Another take on the tumor microenvironment was presented by Wolf H. Fridman, Cordeliers Research Centre, Paris. In a talk entitled, “Cancer subtypes and their immune microenvironments,” Dr. Fridman described how his group was elaborating on the Immunoscore concept, which goes back at least as far as 2006. Basically, Immunoscore builds on the insight that in many patients, the density of T cells near tumor cells could be a better predictor of survival than traditional staging based on a cancer’s size and spread.
In general, for a patient’s prognosis to be favorable, immune cells need to infiltrate a solid tumor. But recent work also suggests that more immune cells may not always be better. Apparently some immune cells are less helpful than others. Some may even be deleterious, depending on the interactions that occur between a tumor’s microenvironment and the immune system.

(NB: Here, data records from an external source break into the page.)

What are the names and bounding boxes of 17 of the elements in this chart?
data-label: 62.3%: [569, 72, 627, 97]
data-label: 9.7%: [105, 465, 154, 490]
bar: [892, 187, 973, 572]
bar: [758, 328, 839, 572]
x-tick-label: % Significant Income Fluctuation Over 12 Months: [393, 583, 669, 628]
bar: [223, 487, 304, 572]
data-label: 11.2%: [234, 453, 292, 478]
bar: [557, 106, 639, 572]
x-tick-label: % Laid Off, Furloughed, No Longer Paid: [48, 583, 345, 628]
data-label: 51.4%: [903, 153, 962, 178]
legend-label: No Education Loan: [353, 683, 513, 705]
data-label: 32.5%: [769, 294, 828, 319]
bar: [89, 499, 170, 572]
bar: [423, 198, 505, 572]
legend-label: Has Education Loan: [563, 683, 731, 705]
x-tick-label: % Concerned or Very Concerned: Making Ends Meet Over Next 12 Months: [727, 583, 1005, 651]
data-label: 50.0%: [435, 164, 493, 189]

“Our team studied the immune infiltrates of pulmonary metastases from colorectal cancer (CRC) and renal cell carcinoma (RCC),” reported Dr. Fridman. “As in primary tumors, a high density of CD8+ T cells correlated with good prognosis for CRC metastases, while it correlated with a bad prognosis for RCC metastases.”

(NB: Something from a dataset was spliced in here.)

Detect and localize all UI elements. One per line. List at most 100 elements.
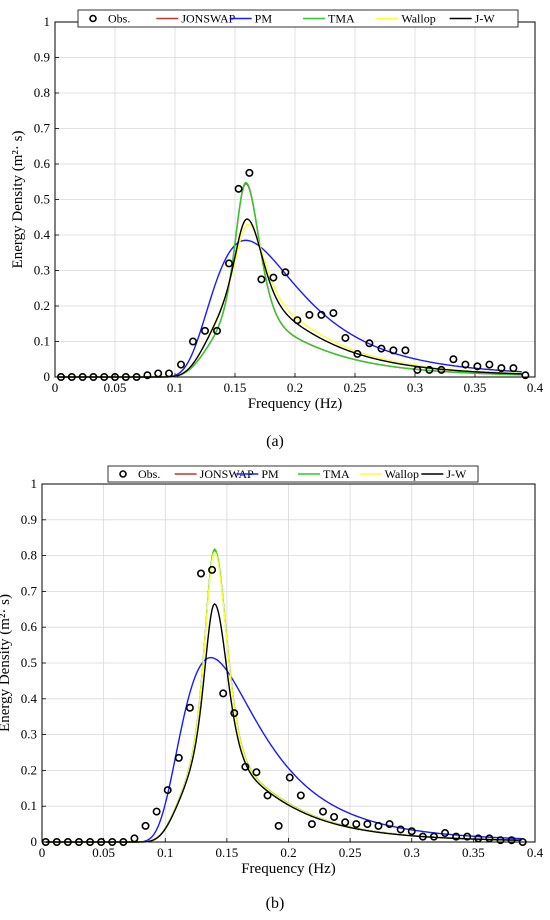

“In addition, in both cancer types, we identified subgroups of poor-prognosis patients with high tumoral lymphocyte infiltration, in the context of high expression of genes related to inflammation, immunosuppression, and angiogenesis,” he continued. “These results suggested that the identity of the tumor cells, rather than the organ where they grow, is critical for shaping the immune contexture of a given tumor.”
A particular cancer, then, may have an ecology of its own, one in which the overall disposition of elements—tumor cells, immune cells, extracellular matrix elements, and so on—matters, much as the overall disposition of chess pieces matters in a game of chess. Even though it might be advantageous to occupy a particular space on the board, apparently not any chess piece will do. Frustratingly, one’s own pieces may be poorly positioned, so as to get in each other’s way.
Nonetheless, as Dr. Fridman concluded, the integration of molecular and immune tumor phenotypes could guide the selection of immunotherapies “appropriate to specific, potentially responding groups of patients.”